The Accounting Standards Board (ASB) has today issued an amendment to Financial Reporting Standard (FRS) 20 (IFRS 2) ‘Share-based Payment – Vesting Conditions and Cancellations’. The amendment clarifies the treatment of certain cancellations of options granted to employees, following similar amendments issued in January 2008 by the IASB.
Under FRS 20 and IFRS 2, where share options are granted to employees, the value of the option (at the grant date) is treated as an expense over the period in which services are received from the employees in exchange for the options – normally the period until the options can be exercised. Where an option is unable to be exercised because vesting conditions are not met (for example, if a performance target is not met, or the employee leaves the employment) the cost of the options is reversed. However, if the employer cancels the options, the full value of the options is charged to the profit and loss account.

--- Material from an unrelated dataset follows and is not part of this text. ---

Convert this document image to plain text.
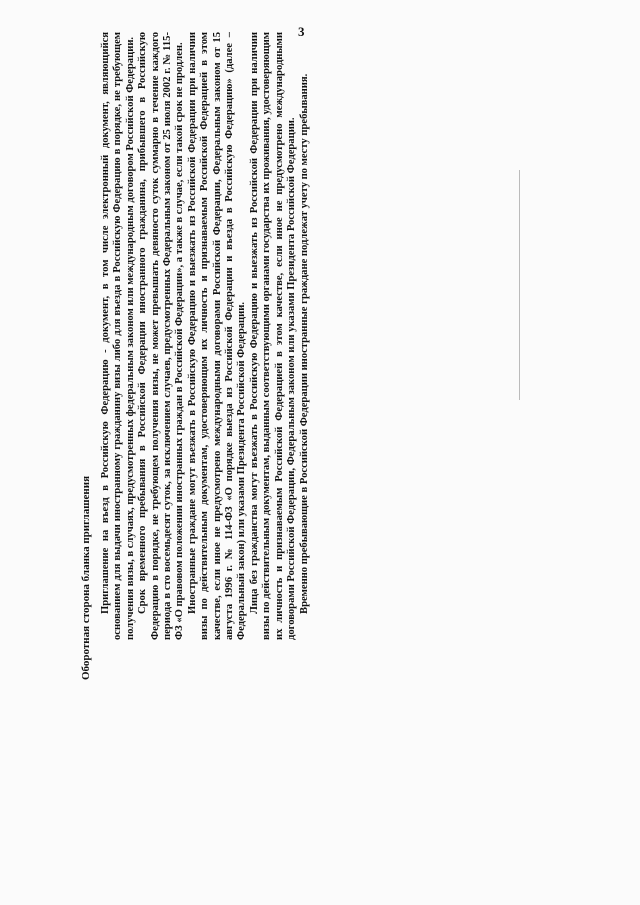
3
Оборотная сторона бланка приглашения Приглашение на въезд в Российскую Федерацию - документ, в том числе электронный документ, являющийся основанием для выдачи иностранному гражданину визы либо для въезда в Российскую Федерацию в порядке, не требующем получения визы, в случаях, предусмотренных федеральным законом или международным договором Российской Федерации. Срок временного пребывания в Российской Федерации иностранного гражданина, прибывшего в Российскую Федерацию в порядке, не требующем получения визы, не может превышать девяносто суток суммарно в течение каждого периода в сто восемьдесят суток, за исключением случаев, предусмотренных Федеральным законом от 25 июля 2002 г. № 115-ФЗ «О правовом положении иностранных граждан в Российской Федерации», а также в случае, если такой срок не продлен. Иностранные граждане могут въезжать в Российскую Федерацию и выезжать из Российской Федерации при наличии визы по действительным документам, удостоверяющим их личность и признаваемым Российской Федерацией в этом качестве, если иное не предусмотрено международными договорами Российской Федерации, Федеральным законом от 15 августа 1996 г. № 114-ФЗ «О порядке выезда из Российской Федерации и въезда в Российскую Федерацию» (далее – Федеральный закон) или указами Президента Российской Федерации. Лица без гражданства могут въезжать в Российскую Федерацию и выезжать из Российской Федерации при наличии визы по действительным документам, выданным соответствующими органами государства их проживания, удостоверяющим их личность и признаваемым Российской Федерацией в этом качестве, если иное не предусмотрено международными договорами Российской Федерации, Федеральным законом или указами Президента Российской Федерации. Временно пребывающие в Российской Федерации иностранные граждане подлежат учету по месту пребывания.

The IASB has now issued an amendment which would clarify that, where options are cancelled by the employee (other than on leaving employment), such cancellations should be treated in the same way as cancellations by the employer.
FRS 20, effective for accounting periods beginning on or after 1 January 2005 for listed entities, and 1 January 2006 for unlisted entities, is in most respects identical to IFRS 2. The ASB is therefore making corresponding changes to FRS 20 to keep it in line with the international standard. The amendment will apply for accounting periods beginning on or after 1 January 2009, with earlier application permitted.